- calendar_today August 17, 2025
Google’s latest custom AI hardware development includes the seventh-generation Tensor Processing Unit (TPU), dubbed Ironwood, which represents a major breakthrough in powering advanced artificial intelligence technologies. Google’s new chip design targets the intricate computational requirements of its sophisticated Gemini models with a specific focus on simulated reasoning capabilities, which Google describes as “thinking”.
Google’s strategy for AI development centrally involves combining its custom hardware with advanced AI models. Ironwood serves as a vital component that enhances inference performance and broadens context windows in powerful AI models. Google presents Ironwood as their most scalable and powerful TPU ever, which they believe will enable advanced “agentic AI” capabilities that mark the “age of inference” where AI operates actively on behalf of users.
The Architecture and Performance of Ironwood
Ironwood provides significantly higher throughput performance than previous versions. Google plans to establish these chips in extensive liquid-cooled clusters containing up to 9,216 units. Through the newly upgraded Inter-Chip Interconnect (ICI) the chips will establish direct communication which enables rapid and efficient data transfer throughout the system.
The strong infrastructure will support both Google’s internal AI projects and developers who access Google Cloud services. Ironwood will be available in two configurations: The Ironwood system offers both a 256-chip server for controlled environments and a complete 9,216-chip cluster designed to handle the most intensive AI tasks.

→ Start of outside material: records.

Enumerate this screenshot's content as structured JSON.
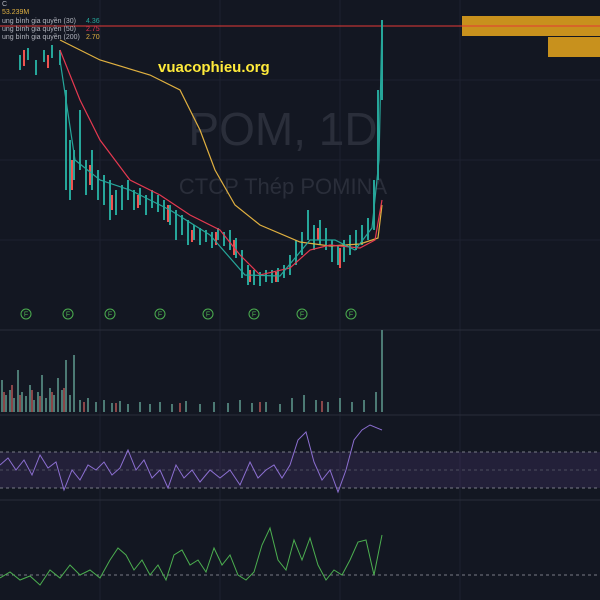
{
  "header": {
    "symbol_prefix": "C",
    "volume": "53.239M"
  },
  "legend": [
    {
      "label": "ung bình gia quyền (30)",
      "value": "4.36"
    },
    {
      "label": "ung bình gia quyền (50)",
      "value": "2.75"
    },
    {
      "label": "ung bình gia quyền (200)",
      "value": "2.70"
    }
  ],
  "watermark": {
    "symbol": "POM, 1D",
    "company": "CTCP Thép POMINA"
  },
  "site": "vuacophieu.org",
  "markers": [
    "F",
    "F",
    "F",
    "F",
    "F",
    "F",
    "F",
    "F"
  ]
}
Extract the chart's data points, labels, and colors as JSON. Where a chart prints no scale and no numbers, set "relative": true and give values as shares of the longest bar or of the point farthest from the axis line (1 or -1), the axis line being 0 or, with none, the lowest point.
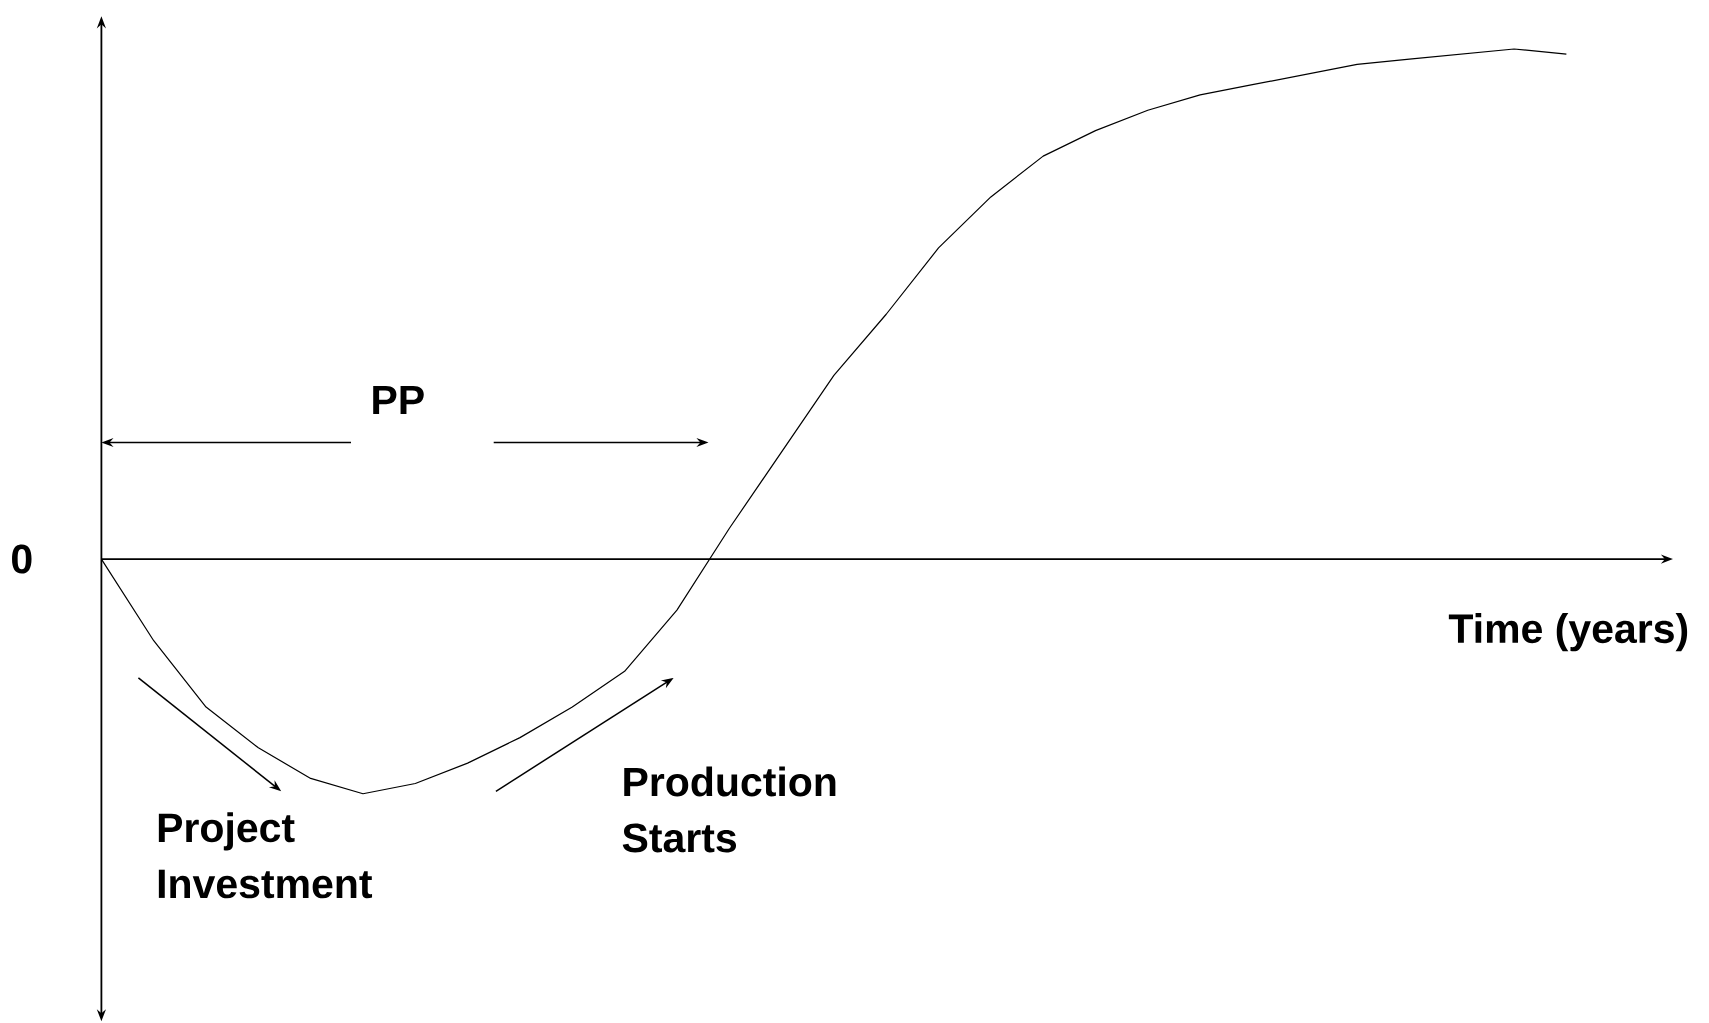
{
  "chart_data": {
    "type": "line",
    "relative": true,
    "xlabel": "Time (years)",
    "categories": [
      null,
      null,
      null,
      null,
      null,
      null,
      null,
      null,
      null,
      null,
      null,
      null,
      null,
      null,
      null,
      null,
      null,
      null,
      null,
      null,
      null,
      null,
      null,
      null,
      null,
      null,
      null,
      null,
      null
    ],
    "series": [
      {
        "color": "#000000",
        "values": [
          0,
          -0.16,
          -0.29,
          -0.37,
          -0.43,
          -0.46,
          -0.44,
          -0.4,
          -0.35,
          -0.29,
          -0.22,
          -0.1,
          0.06,
          0.21,
          0.36,
          0.48,
          0.61,
          0.71,
          0.79,
          0.84,
          0.88,
          0.91,
          0.93,
          0.95,
          0.97,
          0.98,
          0.99,
          1.0,
          0.99
        ]
      }
    ],
    "annotations": [
      "0",
      "PP",
      "Project Investment",
      "Production Starts"
    ],
    "marker": "none",
    "line_style": "solid"
  }
}
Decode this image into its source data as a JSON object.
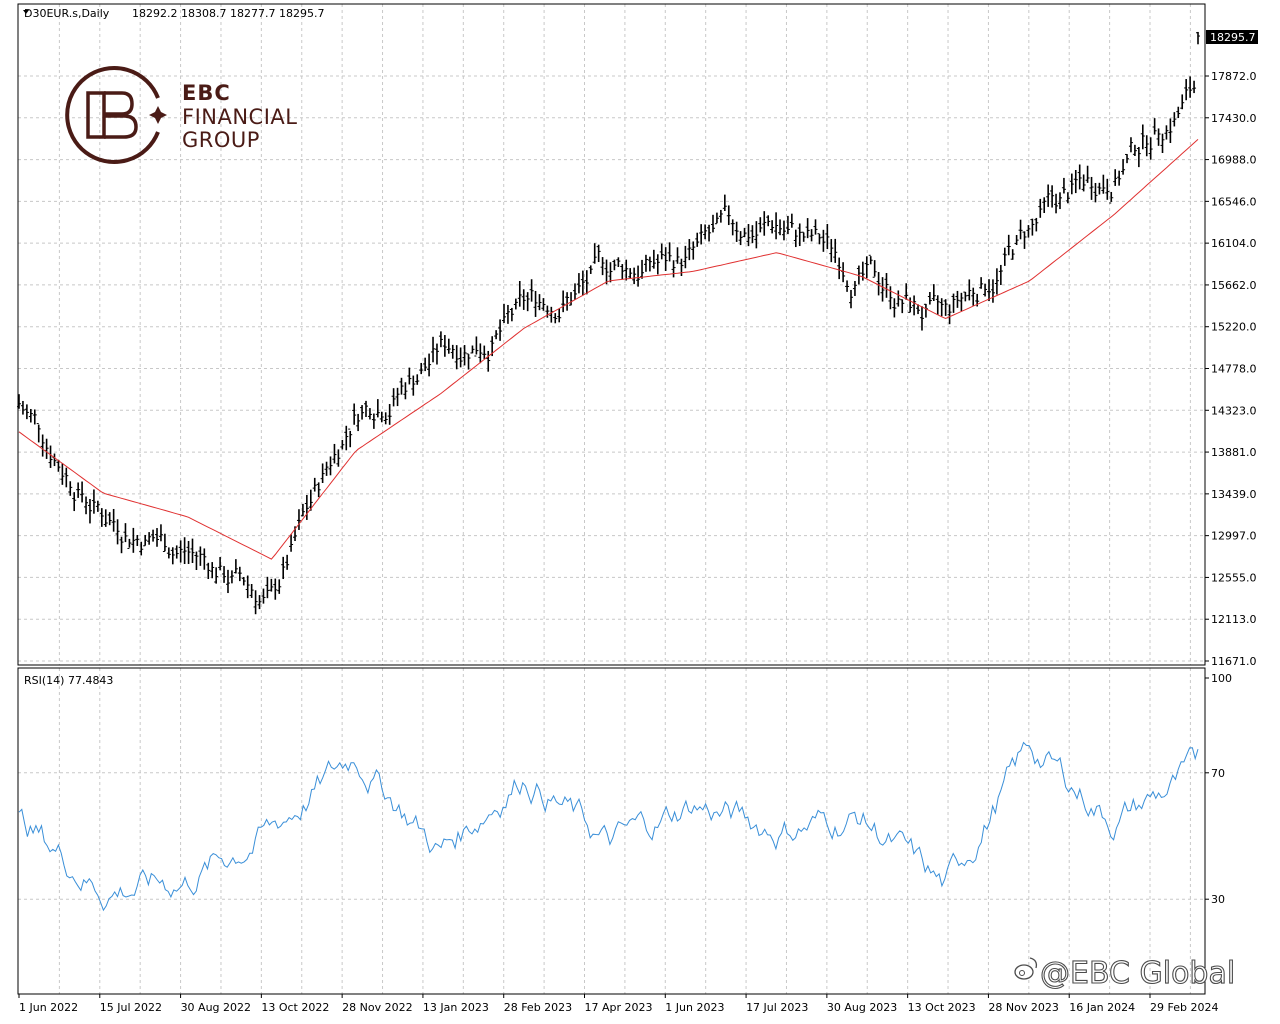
{
  "header": {
    "symbol_label": "D30EUR.s,Daily",
    "ohlc_label": "18292.2 18308.7 18277.7 18295.7"
  },
  "price_panel": {
    "current_price_label": "18295.7",
    "price_axis_ticks": [
      "17872.0",
      "17430.0",
      "16988.0",
      "16546.0",
      "16104.0",
      "15662.0",
      "15220.0",
      "14778.0",
      "14323.0",
      "13881.0",
      "13439.0",
      "12997.0",
      "12555.0",
      "12113.0",
      "11671.0"
    ]
  },
  "rsi_panel": {
    "label": "RSI(14) 77.4843",
    "axis_ticks": [
      "100",
      "70",
      "30"
    ]
  },
  "time_axis": {
    "labels": [
      "1 Jun 2022",
      "15 Jul 2022",
      "30 Aug 2022",
      "13 Oct 2022",
      "28 Nov 2022",
      "13 Jan 2023",
      "28 Feb 2023",
      "17 Apr 2023",
      "1 Jun 2023",
      "17 Jul 2023",
      "30 Aug 2023",
      "13 Oct 2023",
      "28 Nov 2023",
      "16 Jan 2024",
      "29 Feb 2024"
    ]
  },
  "logo": {
    "line1": "EBC",
    "line2": "FINANCIAL",
    "line3": "GROUP",
    "color": "#4a1b16"
  },
  "watermark": {
    "text": "@EBC Global",
    "icon": "weibo-icon"
  },
  "colors": {
    "bars": "#000000",
    "moving_average": "#e03030",
    "rsi_line": "#3a8fd8",
    "grid": "#c8c8c8"
  },
  "chart_data": [
    {
      "type": "ohlc",
      "symbol": "D30EUR.s",
      "timeframe": "Daily",
      "x_range": [
        "1 Jun 2022",
        "29 Feb 2024"
      ],
      "ylim": [
        11671.0,
        18295.7
      ],
      "last": {
        "open": 18292.2,
        "high": 18308.7,
        "low": 18277.7,
        "close": 18295.7
      },
      "x": [
        "1 Jun 2022",
        "15 Jul 2022",
        "30 Aug 2022",
        "13 Oct 2022",
        "28 Nov 2022",
        "13 Jan 2023",
        "28 Feb 2023",
        "17 Apr 2023",
        "1 Jun 2023",
        "17 Jul 2023",
        "30 Aug 2023",
        "13 Oct 2023",
        "28 Nov 2023",
        "16 Jan 2024",
        "29 Feb 2024"
      ],
      "close_approx": [
        14400,
        13300,
        12900,
        12300,
        14350,
        15000,
        15350,
        15800,
        15950,
        16300,
        15800,
        15200,
        16200,
        16900,
        17800
      ],
      "moving_average_approx": [
        14100,
        13450,
        13200,
        12750,
        13900,
        14500,
        15200,
        15700,
        15800,
        16000,
        15750,
        15300,
        15700,
        16400,
        17200
      ],
      "grid": true
    },
    {
      "type": "line",
      "name": "RSI(14)",
      "ylim": [
        0,
        100
      ],
      "reference_levels": [
        30,
        70
      ],
      "last_value": 77.4843,
      "x": [
        "1 Jun 2022",
        "15 Jul 2022",
        "30 Aug 2022",
        "13 Oct 2022",
        "28 Nov 2022",
        "13 Jan 2023",
        "28 Feb 2023",
        "17 Apr 2023",
        "1 Jun 2023",
        "17 Jul 2023",
        "30 Aug 2023",
        "13 Oct 2023",
        "28 Nov 2023",
        "16 Jan 2024",
        "29 Feb 2024"
      ],
      "values_approx": [
        55,
        33,
        36,
        52,
        76,
        45,
        70,
        47,
        60,
        52,
        56,
        33,
        78,
        55,
        70
      ],
      "grid": true
    }
  ]
}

A completely operational Ironwood pod possesses massive computational power that reaches an incredible 42.5 Exaflops for inference computing. Google specifications show individual Ironwood chips deliver peak throughput performance of 4,614 TFLOPs which marks substantial improvement from earlier TPU generations. Each chip now holds 192GB of memory which represents a sixfold increase from the memory capacity of the Trillium TPU. The memory bandwidth now delivers 7.2 Tbps which represents a 4.5 times increase.
Understanding the Benchmarks
The variations in benchmarking procedures create difficulties when making direct comparisons between AI chips. The new TPU from Google uses FP8 precision as its benchmarking standard. The company’s claim that Ironwood “pods” operate at 24 times greater speed than equivalent parts of the world’s most powerful supercomputers requires careful interpretation because such supercomputing systems often lack native FP8 hardware support.
The direct performance comparison did not feature Google’s TPU v6 (Trillium). Google indicates that Ironwood provides double the performance per watt in comparison to v6. The company representative indicated that Ironwood replaces the TPU v5p generation while Trillium was developed after the lower-performance TPU v5e. Trillium achieved a peak performance figure of approximately 918 TFLOPS when operating at FP8 precision.
The Implications for the Future of AI
Despite the complexities inherent in benchmarking AI hardware, the underlying message is clear: Ironwood marks an important progression in the development of Google’s AI infrastructure. Ironwood advances speed and efficiency based on the solid groundwork that led to fast development in models such as Gemini 2.5, which runs on older TPU generations.
Google expects that Ironwood’s advanced inference capabilities and its efficiency will lead to substantial artificial intelligence breakthroughs in the upcoming year. The new Ironwood technology will be essential to Google’s “age of inference” by supplying advanced computational power for complex models and enabling true agentic capabilities which will make AI more proactive and integral in our digital experiences.